Flint Hills Company’s most recent financial statements showed dismal performance. There was a net loss of $10,000 and the Statement of Cash Flows showed a net cash decrease in all categories. The company president called all the managers together and asked them to do all they could to make sure the next quarter’s Statement of Cash Flows performance was better.
Ed Gray, manager of the manufacturing division, sold off old manufacturing equipment. He also reclassified several workers to part time (30 hours per week) and hired additional temporary workers to take up the slack. This saved the company money, since part-time workers do not have the same insurance and other benefits as full-time workers.
Mike Cane, financial manager, immediately suspended payments on all accounts except those on which interest would accrue. He also instituted aggressive collection procedures.
1. Discuss Ed Gray’s actions.
2. Discuss Mike Cane’s actions.
3. Discuss the company president’s actions.
ANSWER FOR DISCUSSION:
1) I believe Ed Gray’s actions will end up costing the company more money. On paper this strategy will save the Flint Hills money. Selling off old manufacturing equipment is a great idea. I think switching several employees to part time and hiring temporary workers is a bad idea. While temporary workers could be paid less, they will take time and money to train and find. With an increase in new workers, mistakes will follow. Work place accidents and damaged equipment are likely to come with an increase of temporary workers. Insurance costs for Flint Hills will rise. Suddenly switching several full time employees to part time will dramatically change the work place environment. Many employees will most likely leave the company, which will lead to an increase in even more temporary works. The sudden switch in work place environment will lead to lower morale and could lead to decreased productivity. There would also be a potential loss of an employee retention tax break. The part time employees leaving the company could be part of an employee retention tax break. Losing this tax break will mean that income taxes for the company will increase.
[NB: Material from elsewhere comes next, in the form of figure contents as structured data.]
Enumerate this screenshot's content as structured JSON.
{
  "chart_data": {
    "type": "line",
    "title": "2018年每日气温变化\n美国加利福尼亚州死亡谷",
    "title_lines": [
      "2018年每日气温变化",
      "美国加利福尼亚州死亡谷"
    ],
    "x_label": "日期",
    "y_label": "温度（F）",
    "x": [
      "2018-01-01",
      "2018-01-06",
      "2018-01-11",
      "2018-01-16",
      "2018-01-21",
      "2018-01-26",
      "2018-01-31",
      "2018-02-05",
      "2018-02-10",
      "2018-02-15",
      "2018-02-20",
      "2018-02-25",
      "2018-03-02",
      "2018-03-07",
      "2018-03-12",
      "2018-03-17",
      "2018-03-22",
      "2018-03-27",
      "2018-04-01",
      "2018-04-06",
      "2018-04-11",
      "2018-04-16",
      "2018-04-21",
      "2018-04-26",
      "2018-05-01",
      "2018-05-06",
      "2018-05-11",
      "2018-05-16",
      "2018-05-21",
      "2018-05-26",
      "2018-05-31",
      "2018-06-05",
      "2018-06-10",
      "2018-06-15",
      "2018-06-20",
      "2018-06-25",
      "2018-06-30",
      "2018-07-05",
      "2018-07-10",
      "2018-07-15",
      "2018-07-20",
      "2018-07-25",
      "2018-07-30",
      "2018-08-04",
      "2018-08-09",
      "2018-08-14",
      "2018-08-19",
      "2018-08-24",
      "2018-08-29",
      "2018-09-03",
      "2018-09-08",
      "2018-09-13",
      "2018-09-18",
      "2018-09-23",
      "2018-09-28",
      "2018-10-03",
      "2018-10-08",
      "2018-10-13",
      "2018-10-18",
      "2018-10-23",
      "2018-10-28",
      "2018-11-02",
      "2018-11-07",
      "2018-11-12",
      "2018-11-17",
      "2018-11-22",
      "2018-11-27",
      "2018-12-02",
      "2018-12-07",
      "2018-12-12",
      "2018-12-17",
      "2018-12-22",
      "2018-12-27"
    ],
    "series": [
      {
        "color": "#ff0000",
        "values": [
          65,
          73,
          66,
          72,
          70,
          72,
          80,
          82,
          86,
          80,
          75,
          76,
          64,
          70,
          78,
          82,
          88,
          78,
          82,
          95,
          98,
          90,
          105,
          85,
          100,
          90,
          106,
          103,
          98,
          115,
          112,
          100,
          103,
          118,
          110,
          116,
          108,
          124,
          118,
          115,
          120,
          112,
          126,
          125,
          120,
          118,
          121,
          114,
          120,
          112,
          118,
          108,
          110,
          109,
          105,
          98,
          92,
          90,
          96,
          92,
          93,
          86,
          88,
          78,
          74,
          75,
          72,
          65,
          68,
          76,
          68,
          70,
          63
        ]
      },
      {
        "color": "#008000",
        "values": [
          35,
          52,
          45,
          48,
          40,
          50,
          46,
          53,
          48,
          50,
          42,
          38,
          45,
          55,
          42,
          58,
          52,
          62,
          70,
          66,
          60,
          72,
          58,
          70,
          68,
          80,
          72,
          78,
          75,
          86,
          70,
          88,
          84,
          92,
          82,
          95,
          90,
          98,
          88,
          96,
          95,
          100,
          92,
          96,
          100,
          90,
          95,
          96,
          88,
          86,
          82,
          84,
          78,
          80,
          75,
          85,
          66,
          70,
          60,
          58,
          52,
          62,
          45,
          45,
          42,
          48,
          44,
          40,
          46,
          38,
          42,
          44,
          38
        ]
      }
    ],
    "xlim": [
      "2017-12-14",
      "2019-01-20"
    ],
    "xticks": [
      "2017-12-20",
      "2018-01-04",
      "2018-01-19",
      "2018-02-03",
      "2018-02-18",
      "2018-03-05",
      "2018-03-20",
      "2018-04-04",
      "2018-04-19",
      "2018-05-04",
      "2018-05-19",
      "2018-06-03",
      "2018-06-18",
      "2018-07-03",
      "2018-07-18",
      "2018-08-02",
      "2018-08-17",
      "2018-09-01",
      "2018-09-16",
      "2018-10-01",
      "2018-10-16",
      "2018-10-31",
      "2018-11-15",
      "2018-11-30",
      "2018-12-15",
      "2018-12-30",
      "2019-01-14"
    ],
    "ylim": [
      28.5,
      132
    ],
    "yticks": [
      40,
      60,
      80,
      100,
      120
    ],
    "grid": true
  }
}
2) I believe that Mike Cane’s actions are a bit drastic and will lead to hurting Flint Hills’ reputation with vendors. When the bills become past due vendors will be calling in for payment. The vendors were expected to be paid in a certain amount of time. The vendors will not take a hold on payment very well. Many of the accounts will be put on hold which will slow productivity of Flint Hills. The company will also have a harder time gaining credit terms with new vendors. With the company’s bad reputation, they will most likely be forced on COD terms. This will severely limit the company’s ability operate and plan big purchases. I think a better move would be for Mike Cane to renegotiate the debt and try to get some leeway on payment terms with vendors.
3) I think the Flint Hill’s president also handled this situation incorrectly. There was no real direction in the president’s statement. The statement came down to do whatever you need to bring down costs. I think a better move would have been to have a follow up meeting in which the other managers had time to think of ideas to save money. The mangers went off on the their own and did what they could, without thinking in the long term and how their actions would affect other departments. The was no plan implemented. While the short terms problems may be resolved, the long term damage could potentially be extensive.